Cyber Terrorist Group Anonymous Crashes Justice Department and FBI Websites

Terrorist hacking group ‘anonymous’ has admitted to crashing the Justice Department and FBI’s websites, media stated this week. After federal officials took down the file-sharing site Megaupload and arrested its creator, the so called named dot com and refused him bail, the cyber terrorists attacked.

Seven executives from Megaupload were reportedly indicted on Thursday for disobeying copyright laws and protection, though the site’s attorney foolishly denied the charges. Hours later, the websites of the Justice Department, Universal Music, and the FBI’s homepage all failed to work. The anonymous attacks were allegedly meant to flood the pages with more traffic than they could handle, and were targeted at the Stop Online Piracy Act headed by the Motion Picture Association of America.

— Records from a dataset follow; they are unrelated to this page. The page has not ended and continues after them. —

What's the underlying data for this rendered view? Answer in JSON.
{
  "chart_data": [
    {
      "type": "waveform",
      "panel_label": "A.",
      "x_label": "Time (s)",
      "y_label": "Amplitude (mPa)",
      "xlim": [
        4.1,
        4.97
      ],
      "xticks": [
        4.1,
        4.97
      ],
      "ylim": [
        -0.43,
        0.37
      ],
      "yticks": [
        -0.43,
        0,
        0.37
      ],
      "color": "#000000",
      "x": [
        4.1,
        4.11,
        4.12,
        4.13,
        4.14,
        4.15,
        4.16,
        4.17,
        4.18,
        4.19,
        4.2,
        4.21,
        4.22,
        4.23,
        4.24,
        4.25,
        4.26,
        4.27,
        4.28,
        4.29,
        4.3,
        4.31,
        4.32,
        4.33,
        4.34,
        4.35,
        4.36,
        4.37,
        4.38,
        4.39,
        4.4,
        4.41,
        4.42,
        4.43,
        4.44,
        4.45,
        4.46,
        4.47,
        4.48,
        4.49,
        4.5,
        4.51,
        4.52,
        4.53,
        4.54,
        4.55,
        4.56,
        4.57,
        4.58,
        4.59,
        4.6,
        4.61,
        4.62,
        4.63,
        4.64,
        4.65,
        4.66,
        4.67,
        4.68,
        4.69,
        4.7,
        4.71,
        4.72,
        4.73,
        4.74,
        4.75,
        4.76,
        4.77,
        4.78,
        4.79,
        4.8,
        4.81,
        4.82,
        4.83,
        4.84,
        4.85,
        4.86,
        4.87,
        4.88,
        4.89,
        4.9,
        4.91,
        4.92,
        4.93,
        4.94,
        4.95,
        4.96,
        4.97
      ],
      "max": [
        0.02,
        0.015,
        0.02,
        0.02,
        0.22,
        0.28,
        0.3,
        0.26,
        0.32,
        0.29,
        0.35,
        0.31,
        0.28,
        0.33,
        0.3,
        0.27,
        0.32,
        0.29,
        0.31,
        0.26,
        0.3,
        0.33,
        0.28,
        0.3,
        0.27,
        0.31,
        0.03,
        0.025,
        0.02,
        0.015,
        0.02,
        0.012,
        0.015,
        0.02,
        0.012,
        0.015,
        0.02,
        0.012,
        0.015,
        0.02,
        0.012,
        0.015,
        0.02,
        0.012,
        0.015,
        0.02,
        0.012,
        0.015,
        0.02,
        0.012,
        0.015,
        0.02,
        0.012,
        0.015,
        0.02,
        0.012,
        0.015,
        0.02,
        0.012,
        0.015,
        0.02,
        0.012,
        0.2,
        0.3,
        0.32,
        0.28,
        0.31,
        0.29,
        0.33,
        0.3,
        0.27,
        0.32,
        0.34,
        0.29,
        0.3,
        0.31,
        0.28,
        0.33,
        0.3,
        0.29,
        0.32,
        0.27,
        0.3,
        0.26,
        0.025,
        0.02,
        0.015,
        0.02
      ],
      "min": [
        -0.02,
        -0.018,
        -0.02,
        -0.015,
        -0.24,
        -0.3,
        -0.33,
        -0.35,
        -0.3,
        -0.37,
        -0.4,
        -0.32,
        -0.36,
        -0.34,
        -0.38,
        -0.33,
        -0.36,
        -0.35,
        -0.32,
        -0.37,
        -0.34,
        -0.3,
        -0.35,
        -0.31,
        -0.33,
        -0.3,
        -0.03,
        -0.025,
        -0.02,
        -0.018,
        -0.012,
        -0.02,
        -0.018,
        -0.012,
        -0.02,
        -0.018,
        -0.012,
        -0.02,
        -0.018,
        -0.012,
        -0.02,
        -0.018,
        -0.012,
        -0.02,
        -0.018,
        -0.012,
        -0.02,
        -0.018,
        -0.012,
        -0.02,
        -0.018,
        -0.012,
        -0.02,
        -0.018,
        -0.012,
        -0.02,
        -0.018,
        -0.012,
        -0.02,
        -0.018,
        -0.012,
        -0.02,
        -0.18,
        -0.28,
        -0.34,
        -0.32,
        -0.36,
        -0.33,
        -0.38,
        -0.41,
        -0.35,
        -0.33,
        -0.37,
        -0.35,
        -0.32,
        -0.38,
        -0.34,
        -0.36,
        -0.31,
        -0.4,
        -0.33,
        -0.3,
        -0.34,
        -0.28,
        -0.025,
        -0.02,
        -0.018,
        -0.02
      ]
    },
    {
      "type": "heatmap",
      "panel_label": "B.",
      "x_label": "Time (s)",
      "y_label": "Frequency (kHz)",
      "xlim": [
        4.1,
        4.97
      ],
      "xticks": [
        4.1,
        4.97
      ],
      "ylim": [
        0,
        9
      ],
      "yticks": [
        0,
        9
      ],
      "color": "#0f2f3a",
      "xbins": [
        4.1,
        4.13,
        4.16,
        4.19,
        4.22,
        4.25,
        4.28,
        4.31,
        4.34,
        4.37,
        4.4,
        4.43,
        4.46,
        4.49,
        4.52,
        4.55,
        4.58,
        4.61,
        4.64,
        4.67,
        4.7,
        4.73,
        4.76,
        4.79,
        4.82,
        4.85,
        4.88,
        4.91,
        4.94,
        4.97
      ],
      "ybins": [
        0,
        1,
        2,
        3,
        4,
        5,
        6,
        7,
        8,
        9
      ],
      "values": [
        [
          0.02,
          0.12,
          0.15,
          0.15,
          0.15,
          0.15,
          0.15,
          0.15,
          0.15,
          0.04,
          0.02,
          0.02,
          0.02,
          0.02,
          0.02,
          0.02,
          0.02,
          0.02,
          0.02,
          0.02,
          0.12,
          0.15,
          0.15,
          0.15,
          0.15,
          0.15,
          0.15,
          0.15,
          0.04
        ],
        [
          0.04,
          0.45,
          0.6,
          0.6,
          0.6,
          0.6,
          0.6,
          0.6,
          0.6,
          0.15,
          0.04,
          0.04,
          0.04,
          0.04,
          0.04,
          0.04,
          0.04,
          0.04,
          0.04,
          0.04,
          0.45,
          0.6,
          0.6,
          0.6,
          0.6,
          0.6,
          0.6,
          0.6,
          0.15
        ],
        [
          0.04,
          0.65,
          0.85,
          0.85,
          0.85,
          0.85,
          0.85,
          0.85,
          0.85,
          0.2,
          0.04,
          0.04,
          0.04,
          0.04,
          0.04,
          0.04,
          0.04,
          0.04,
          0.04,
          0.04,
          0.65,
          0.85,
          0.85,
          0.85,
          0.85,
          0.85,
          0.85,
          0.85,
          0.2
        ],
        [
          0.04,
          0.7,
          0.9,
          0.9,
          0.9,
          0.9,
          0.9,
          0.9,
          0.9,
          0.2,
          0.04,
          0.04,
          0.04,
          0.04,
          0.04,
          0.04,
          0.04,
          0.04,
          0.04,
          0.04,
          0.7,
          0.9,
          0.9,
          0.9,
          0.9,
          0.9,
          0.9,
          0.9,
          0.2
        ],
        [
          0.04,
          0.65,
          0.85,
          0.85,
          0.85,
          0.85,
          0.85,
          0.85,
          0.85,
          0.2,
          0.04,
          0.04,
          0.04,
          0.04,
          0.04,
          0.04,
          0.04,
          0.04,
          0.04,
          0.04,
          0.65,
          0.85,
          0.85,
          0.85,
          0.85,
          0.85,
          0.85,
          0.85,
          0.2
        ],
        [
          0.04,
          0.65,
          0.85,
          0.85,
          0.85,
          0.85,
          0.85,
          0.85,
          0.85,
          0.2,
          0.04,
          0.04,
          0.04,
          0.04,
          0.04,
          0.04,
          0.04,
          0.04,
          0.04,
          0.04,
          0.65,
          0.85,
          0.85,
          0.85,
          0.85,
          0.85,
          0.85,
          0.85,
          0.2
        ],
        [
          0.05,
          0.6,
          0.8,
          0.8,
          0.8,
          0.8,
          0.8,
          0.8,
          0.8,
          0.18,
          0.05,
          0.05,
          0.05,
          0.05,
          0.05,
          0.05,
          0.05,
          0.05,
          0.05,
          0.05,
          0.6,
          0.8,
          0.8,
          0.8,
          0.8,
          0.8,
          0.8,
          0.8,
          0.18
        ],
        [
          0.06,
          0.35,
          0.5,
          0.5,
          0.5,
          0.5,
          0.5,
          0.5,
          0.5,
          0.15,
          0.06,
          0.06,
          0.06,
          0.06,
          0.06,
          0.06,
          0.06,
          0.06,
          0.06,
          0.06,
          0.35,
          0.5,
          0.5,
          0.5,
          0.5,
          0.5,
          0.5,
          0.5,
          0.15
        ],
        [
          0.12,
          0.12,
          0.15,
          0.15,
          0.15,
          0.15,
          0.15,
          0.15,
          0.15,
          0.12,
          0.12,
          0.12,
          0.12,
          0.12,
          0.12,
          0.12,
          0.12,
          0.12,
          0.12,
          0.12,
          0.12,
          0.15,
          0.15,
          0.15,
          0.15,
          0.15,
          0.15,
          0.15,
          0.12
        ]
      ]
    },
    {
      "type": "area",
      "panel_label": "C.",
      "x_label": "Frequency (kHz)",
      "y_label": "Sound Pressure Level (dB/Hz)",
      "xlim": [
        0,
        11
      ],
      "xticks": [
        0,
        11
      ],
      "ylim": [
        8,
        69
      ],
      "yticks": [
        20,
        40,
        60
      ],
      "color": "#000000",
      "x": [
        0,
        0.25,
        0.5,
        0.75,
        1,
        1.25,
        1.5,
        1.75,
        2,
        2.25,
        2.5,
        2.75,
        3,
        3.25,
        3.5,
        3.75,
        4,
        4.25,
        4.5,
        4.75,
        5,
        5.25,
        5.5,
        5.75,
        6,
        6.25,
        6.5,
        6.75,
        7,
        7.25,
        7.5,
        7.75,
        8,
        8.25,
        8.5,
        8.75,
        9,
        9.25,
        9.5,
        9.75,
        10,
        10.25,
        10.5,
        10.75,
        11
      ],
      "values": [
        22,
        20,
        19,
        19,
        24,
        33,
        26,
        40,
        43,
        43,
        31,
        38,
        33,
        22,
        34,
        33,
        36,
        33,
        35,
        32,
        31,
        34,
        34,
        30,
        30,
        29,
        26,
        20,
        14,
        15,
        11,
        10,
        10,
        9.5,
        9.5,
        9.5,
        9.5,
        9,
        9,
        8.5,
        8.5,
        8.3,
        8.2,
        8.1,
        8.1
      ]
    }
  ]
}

An unidentified founder of an online group that reportedly works with the cyber terrorist site reportedly said that ‘anonymous’ might also attempt to try to leak names of Congress members supporting the bill.

The bill is proposed new legislature to help fight theft of creative works online. Anonymous members have been reportedly arrested for stalking, harassment, theft, extortion, vandalism, battery, and terrorism among more. Hollywood Sentinel publisher Bruce Edwin- who has reportedly had members of the cyber terrorist group make death threats against him on an ‘anonymous linked slander website’ due to their being against one of his clients religion- states; “I am confident that after this brazen attack against the federal government of The United States, that the so called ‘anonymous’ criminals will not be anonymous for long, as the feds hunt them down and capture them one by one.”